Monday, March 14, 2011

Fluid Volume Deficit | Nursing Care Plan for Peritonitis

Nursing diagnosis: deficient Fluid Volume related to Fluid shifts from extracellular, intravascular, and interstitial compartments into intestines and/or peritoneal space, Vomiting; medically restricted intake; nasogastric (NG) or intestinal aspiration, Fever, hypermetabolic state

Possibly evidenced by
Dry mucous membranes, poor skin turgor, delayed capillary refill, weak peripheral pulses
Diminished urinary output; dark, concentrated urine
Hypotension; tachycardia

Desired Outcomes/Evaluation Criteria—Client Will
Fluid Balance
Demonstrate improved fluid balance as evidenced by adequate urinary output with normal specific gravity, stable vital signs, moist mucous membranes, good skin turgor, prompt capillary refill, and weight within acceptable range.

Nursing intervention with rationale:
1. Monitor vital signs, noting presence of hypotension (including postural changes), tachycardia, tachypnea, and fever. Measure central venous pressure (CVP) if available.
Rationale: Aids in evaluating degree of fluid deficit, effectiveness of fluid replacement therapy, and response to medications.

2. Maintain accurate intake and output (I&O) and correlate with daily weights. Include measured and estimated losses, such as with gastric suction, drains, dressings, Hemovacs, diaphoresis, and abdominal girth for third spacing of fluid.
Rationale: Reflects overall hydration status. Urine output may be diminished because of hypovolemia and decreased renal perfusion, but weight may still increase, reflecting tissue edema or ascites accumulation (third spacing). Gastric suction losses may be large, and a great deal of fluid can be sequestered in the bowel and peritoneal space (ascites).

3. Measure urine specific gravity.
Rationale: Reflects hydration status and changes in renal function, which may warn of developing acute renal failure in response to hypovolemia and effect of toxins. Note: Many antibiotics also have nephrotoxic effects that may further affect kidney function and urine output.

4. Observe skin and mucous membrane dryness and turgor. Note peripheral and sacral edema.
Rationale: Hypovolemia, fluid shifts, and nutritional deficits contribute to poor skin turgor and taut edematous tissues.
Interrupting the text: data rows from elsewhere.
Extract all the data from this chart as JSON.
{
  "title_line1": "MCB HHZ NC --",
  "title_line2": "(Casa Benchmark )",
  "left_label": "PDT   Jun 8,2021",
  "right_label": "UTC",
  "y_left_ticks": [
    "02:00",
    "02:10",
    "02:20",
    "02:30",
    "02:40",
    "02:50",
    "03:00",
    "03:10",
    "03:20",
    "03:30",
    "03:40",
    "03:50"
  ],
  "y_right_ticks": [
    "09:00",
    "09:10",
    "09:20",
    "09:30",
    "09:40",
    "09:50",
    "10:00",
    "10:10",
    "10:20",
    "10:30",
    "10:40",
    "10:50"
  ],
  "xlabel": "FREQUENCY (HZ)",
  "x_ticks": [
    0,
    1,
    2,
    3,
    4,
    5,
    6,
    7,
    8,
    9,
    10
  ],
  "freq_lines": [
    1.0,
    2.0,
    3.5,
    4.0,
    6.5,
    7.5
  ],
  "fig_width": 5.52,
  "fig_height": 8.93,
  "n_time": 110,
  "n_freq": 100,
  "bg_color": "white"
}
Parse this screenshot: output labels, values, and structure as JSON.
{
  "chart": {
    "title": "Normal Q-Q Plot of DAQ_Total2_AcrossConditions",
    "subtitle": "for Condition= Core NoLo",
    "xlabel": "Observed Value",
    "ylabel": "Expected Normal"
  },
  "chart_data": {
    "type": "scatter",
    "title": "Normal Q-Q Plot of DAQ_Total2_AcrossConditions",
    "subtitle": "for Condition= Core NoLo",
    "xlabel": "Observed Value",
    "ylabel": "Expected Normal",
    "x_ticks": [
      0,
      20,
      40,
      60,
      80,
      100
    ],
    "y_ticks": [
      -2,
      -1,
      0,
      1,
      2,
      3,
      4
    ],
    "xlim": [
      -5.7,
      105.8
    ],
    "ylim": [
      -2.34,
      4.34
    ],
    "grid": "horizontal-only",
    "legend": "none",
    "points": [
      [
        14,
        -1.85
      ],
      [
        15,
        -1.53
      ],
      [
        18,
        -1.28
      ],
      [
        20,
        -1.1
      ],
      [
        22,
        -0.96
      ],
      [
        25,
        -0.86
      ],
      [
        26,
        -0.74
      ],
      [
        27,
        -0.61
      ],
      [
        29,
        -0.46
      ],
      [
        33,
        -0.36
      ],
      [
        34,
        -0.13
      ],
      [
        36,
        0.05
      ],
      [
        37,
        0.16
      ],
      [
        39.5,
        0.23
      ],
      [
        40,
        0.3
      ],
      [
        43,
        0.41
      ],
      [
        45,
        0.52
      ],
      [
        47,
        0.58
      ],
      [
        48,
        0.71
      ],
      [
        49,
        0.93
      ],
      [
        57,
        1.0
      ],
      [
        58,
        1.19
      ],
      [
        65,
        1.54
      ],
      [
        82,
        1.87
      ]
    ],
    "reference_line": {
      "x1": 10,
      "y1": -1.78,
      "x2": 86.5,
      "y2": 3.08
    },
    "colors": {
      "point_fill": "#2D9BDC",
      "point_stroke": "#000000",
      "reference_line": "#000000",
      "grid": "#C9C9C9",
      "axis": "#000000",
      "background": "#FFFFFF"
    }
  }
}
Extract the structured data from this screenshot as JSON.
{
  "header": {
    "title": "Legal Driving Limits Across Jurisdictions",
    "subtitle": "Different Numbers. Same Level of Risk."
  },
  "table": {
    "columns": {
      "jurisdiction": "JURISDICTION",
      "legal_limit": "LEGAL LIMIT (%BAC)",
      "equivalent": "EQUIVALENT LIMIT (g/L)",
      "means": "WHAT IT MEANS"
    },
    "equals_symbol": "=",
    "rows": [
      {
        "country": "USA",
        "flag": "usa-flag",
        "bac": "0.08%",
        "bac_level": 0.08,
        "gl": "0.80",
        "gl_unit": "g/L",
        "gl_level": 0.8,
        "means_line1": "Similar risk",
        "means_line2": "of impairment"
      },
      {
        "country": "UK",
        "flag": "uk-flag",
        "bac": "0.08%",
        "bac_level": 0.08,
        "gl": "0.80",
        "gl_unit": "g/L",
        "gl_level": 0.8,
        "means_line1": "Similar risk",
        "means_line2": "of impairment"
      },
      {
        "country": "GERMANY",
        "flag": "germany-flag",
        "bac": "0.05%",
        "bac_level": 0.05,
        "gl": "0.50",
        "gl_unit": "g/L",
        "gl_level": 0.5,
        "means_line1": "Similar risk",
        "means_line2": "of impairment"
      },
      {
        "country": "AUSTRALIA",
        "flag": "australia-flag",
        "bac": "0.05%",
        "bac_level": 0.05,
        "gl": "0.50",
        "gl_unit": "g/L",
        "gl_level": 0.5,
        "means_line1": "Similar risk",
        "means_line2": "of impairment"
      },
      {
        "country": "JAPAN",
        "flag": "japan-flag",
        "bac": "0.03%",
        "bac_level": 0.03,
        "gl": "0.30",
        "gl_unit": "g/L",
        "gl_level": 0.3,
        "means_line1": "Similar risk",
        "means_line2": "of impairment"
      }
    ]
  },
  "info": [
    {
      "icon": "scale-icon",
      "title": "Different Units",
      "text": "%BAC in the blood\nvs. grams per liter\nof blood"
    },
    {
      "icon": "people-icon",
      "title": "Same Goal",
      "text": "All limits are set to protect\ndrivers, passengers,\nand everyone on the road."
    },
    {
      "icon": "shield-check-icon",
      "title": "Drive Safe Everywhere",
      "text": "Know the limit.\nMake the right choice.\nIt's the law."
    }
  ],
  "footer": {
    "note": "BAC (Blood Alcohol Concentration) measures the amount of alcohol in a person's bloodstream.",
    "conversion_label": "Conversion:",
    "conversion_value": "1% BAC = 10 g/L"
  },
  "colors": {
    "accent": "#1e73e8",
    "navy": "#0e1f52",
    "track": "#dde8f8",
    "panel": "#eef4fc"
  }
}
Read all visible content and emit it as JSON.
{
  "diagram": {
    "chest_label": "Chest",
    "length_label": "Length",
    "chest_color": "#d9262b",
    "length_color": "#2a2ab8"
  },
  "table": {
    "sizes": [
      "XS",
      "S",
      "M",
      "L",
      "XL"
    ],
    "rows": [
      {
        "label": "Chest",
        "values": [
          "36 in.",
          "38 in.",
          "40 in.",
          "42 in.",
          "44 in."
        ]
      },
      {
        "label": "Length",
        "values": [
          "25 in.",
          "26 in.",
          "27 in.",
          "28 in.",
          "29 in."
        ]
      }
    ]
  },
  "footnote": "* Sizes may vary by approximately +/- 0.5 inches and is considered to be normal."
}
5. Eliminate noxious sights or smells from environment. Limit intake of ice chips.
Rationale: Reduces gastric stimulation and vomiting response. Note: Excessive use of ice chips during gastric aspiration can increase gastric washout of electrolytes.

6. Change position frequently, provide frequent skin care, and maintain dry, wrinkle-free bedding.
Rationale: Edematous tissue with compromised circulation is prone to breakdown.

7. Monitor laboratory studies: Hgb/Hct, electrolytes, protein, albumin, BUN, and creatinine (Cr).
Rationale: Provides information about hydration and organ function. Significant consequences to systemic function are possible mas a result of fluid shifts, hypovolemia, hypoxemia, circulating toxins, and necrotic tissue products.

8. Administer plasma, blood, fluids, electrolytes, and diuretics, as indicated.
Rationale: Replenishes and maintains circulating volume and electrolyte balance. Colloids, such as plasma or blood, help move water back into intravascular compartment by increasing osmotic pressure gradient. Diuretics may be used to assist in excretion of toxins and to enhance renal function.

9. Maintain NPO status with NG or intestinal aspiration.
Rationale: Reduces vomiting caused by hyperactivity of bowel; manages stomach and intestinal fluids.